Developer: Wide Games
Release Date: 8/26/2002
Prisoner of War is all about escaping a German POW holding camp using only a few crude tools, your wits, and a little help from your friends. Hopefully you'll make it out in time to celebrate Christmas with family and a hot meal. Sounds like a novel idea to me, who wants to be bossed around by Nazis all day anyway? On paper this game sounds like a great idea, and get this, in practice it also manages to prove that German POW camps can be a fun time for the whole family -- with the exception of Great Grandfathers perhaps. Yeah, they might get a little pissed off about the overall unrealistic portrayal of WWII internment camps. Its all good though, cause chances are that gramps doesn't even know what an Xbox is. So go ahead and take a ride down Nazi enslavement-camp lane, it'll be our little secret.
You are Captain Lewis Stone, a hard edge US Air Force bomber-pilot with a heart of gold. On a routine air-bound recon mission, Captain Stone and his partner are shot down over wartime Germany. Captain Stone escapes the smoking suicidal death contraption before it explodes into many scorching pieces of shrapnel on the ground below via emergency parachute, it is not known what happens to your partner until he too shows up at the internment camp shortly thereafter. Two more captured POWs will also be present once you touch down, and it is readily apparent that they have been there for quite some time. One of these POWs is Private Clancy who thinks he has tried every trick in the book to escape and provides you with useful information like the locations of objective points and holes in the German’s security. The other, O’Brien, has connections with the guards and can give you information and valuable items in exchange for “currency”. Currency isn't cash in POW-world though, its things like alcohol. Cigarettes and other rare niceties.

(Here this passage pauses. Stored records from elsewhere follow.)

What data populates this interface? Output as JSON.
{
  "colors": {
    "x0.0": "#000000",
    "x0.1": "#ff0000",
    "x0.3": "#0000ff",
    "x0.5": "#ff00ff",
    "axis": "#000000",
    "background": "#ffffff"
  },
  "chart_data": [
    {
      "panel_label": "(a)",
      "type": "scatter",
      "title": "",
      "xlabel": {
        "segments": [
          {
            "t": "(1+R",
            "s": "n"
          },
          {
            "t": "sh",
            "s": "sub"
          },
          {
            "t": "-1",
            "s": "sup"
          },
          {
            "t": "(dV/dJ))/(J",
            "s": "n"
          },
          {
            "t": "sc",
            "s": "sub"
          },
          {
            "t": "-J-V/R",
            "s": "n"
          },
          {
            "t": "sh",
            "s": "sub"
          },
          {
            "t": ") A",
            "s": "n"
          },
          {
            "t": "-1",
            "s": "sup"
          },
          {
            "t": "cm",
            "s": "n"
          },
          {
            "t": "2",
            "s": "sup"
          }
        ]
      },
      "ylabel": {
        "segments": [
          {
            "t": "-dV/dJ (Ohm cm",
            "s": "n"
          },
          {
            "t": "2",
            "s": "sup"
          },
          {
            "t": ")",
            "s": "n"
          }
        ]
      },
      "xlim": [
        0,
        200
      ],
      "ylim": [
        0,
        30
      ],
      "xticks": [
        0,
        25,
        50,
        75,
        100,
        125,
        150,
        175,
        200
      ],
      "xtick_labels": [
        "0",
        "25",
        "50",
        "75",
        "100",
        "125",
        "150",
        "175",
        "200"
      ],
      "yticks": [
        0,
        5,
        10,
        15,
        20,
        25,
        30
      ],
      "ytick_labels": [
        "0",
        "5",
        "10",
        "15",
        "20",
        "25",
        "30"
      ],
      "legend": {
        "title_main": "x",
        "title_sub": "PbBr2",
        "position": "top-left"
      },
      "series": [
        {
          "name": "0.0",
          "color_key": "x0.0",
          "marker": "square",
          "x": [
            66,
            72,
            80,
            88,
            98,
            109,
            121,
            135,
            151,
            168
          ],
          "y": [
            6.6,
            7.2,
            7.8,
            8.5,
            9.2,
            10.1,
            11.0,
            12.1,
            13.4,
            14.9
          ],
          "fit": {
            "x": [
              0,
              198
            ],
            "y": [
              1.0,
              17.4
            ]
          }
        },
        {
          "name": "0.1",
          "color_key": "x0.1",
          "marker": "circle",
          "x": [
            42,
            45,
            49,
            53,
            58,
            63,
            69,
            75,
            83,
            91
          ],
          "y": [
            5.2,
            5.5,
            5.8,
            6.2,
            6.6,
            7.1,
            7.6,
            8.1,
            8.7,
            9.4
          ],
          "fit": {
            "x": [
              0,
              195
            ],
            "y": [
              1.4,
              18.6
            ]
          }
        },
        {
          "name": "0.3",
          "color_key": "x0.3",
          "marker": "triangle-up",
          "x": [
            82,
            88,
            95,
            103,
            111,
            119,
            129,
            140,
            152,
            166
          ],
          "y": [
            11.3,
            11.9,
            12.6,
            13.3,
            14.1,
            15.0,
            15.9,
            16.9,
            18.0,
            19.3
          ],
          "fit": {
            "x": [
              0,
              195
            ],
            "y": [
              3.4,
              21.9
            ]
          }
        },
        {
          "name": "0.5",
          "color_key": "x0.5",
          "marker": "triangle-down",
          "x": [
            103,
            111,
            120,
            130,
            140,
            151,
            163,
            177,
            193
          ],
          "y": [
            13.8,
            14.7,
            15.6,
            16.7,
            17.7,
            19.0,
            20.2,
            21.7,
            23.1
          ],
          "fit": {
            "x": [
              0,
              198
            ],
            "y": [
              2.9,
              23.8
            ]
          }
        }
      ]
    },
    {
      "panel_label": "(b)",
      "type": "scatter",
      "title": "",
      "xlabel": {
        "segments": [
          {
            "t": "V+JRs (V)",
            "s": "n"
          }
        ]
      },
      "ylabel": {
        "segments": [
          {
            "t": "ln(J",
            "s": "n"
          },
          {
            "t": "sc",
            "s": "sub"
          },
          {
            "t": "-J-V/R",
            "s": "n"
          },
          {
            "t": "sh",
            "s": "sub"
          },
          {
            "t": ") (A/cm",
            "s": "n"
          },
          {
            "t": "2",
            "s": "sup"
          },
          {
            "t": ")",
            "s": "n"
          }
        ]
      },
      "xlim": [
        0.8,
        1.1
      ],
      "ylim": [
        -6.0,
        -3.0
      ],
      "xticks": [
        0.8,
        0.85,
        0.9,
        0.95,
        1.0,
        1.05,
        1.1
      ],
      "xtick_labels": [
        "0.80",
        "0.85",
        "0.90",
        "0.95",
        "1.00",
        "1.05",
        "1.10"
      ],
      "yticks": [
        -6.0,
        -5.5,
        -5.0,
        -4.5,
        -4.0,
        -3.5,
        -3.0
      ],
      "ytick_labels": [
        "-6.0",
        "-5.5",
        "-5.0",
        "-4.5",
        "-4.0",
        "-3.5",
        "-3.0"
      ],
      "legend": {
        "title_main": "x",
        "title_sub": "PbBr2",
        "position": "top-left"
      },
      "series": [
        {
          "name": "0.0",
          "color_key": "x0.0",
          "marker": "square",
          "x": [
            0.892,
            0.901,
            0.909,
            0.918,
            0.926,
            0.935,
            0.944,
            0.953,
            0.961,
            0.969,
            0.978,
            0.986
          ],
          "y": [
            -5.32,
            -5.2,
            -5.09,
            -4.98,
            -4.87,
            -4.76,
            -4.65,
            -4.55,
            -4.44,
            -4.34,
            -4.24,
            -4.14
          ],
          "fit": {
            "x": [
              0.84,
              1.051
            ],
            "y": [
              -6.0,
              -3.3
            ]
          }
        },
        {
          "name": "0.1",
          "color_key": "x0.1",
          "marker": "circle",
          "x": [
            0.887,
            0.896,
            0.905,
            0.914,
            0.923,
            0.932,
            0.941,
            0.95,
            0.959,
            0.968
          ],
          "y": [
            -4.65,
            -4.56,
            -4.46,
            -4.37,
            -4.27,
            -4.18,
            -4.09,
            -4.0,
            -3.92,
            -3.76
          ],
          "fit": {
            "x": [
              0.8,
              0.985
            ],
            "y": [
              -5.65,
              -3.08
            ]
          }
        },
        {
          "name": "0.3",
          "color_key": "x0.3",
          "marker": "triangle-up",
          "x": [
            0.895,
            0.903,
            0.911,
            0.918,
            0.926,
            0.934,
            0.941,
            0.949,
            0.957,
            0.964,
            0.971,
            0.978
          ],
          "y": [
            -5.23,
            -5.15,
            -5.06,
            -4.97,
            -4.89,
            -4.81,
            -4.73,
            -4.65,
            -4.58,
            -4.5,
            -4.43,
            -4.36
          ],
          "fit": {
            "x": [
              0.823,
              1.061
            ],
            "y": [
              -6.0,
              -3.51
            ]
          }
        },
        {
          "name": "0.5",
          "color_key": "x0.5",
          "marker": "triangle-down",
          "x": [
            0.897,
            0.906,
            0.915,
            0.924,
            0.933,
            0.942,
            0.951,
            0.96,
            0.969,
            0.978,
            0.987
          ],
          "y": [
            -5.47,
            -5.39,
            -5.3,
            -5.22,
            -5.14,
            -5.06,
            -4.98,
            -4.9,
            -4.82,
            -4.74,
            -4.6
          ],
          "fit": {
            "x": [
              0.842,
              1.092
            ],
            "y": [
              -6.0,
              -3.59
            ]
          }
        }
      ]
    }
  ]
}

Life isn't that tough in the world of POW, ‘long as you make sure you don't go dawdling about in “forbidden” zones and most importantly that you make it to morning and evening roll call. Your day will be split into a handful of distinctive categories, including my personal favorite; “Afternoon Free Time”. Yes, Afternoon Free Time is great, it’s a splendid opportunity to go explore forbidden areas like sickbay and the guard’s quarters which often contain valuable currency. Avoiding your jailors while in forbidden areas consist of keeping an eye on the radar that tells you where the guards are, their line-of-site, and how suspicious they are of your presence. The radar system in POW is quite a bit like that found in Metal Gear Solid 2 so, yeah, that part of the game is pretty fun. Another cool addition to sneaking around is the ability to look through keyholes in order to make sure you don't open a door only to fall in the lap of the enemy.
As the game progresses and the days go by you'll be given different objectives which can be easily scoped out by hitting select. Most of these objectives entail such things as acquiring the key to a building that gives you access to getaway vehicles, acquiring enough currency to get a useful item from O’Brien – basically the objectives are all about bringing you one step closer to escaping the holding compound. Keep in mind though that you are not exactly in the best position to go up against the German army so combat in POW is a one-way street, which is to say that you better watch your ass cause you ain't got no weapons. Its all stealth in this game, but it is done fairly well considering the circumstances. The enemy AI can be a little puzzling at times but the nerve-racking night-missions or exploring heavily guarded areas is sometimes extremely entertaining.
While the German soldiers will have the ability to shoot at you you'll never actually be killed, you always end up in the infirmary with a hot German nurse that patches you up right as rain. Therefore, it isn't really a matter of trying to keep from being killed but rather making sure you don't spend more days in this camp than you need to. Actually making your way into the land of the free is a lot easier said than done in Prisoner of War. You will need to keep in constant contact with your barrack mates and sometimes even deal with insolent enemy guards who are willing to help you in order to help themselves.
The graphics in POW are a little unrefined and blocky for an Xbox game but they do get the job done, the facial areas of the character models look particularly realistic. The atmospheres are somewhat sparse, as I suppose they would have been in reality, but the bland and fuzzy textures are unforgivable. Animation is smooth and load-times seem to be on the up and up but I am definitely far from impressed by POWs visual presentation. The camera perspective can be changed most of the time using the R-analog stick but there are instances where you are unable to get the best view.
Sound-wise, Prisoner of War fares quite a bit better. The voice acting is believable, appropriate and more often than not, entertaining to listen to. The soundtrack is dynamic in the sense that it changes depending on the particular circumstances that you find yourself in, and it gives the game a good sense of tension.
Prisoner of War proves to be a highly entertaining game in the majority of its sequences but two things bring it down to mediocrity: one, it is too short, and two, you'll sometimes wonder what you are supposed to do and where you are supposed to go with little to no help from your ally NPCs. The undeveloped visuals are also a little puzzling consider the Xbox’s developer-friendly nature and easily implemented graphical effects. But even so, this is an original and entertaining title, even if it only lasts for a short time. It pimps original objective dynamics and great voice-acting that make it fun to play for hours. Definitely rental-worthy.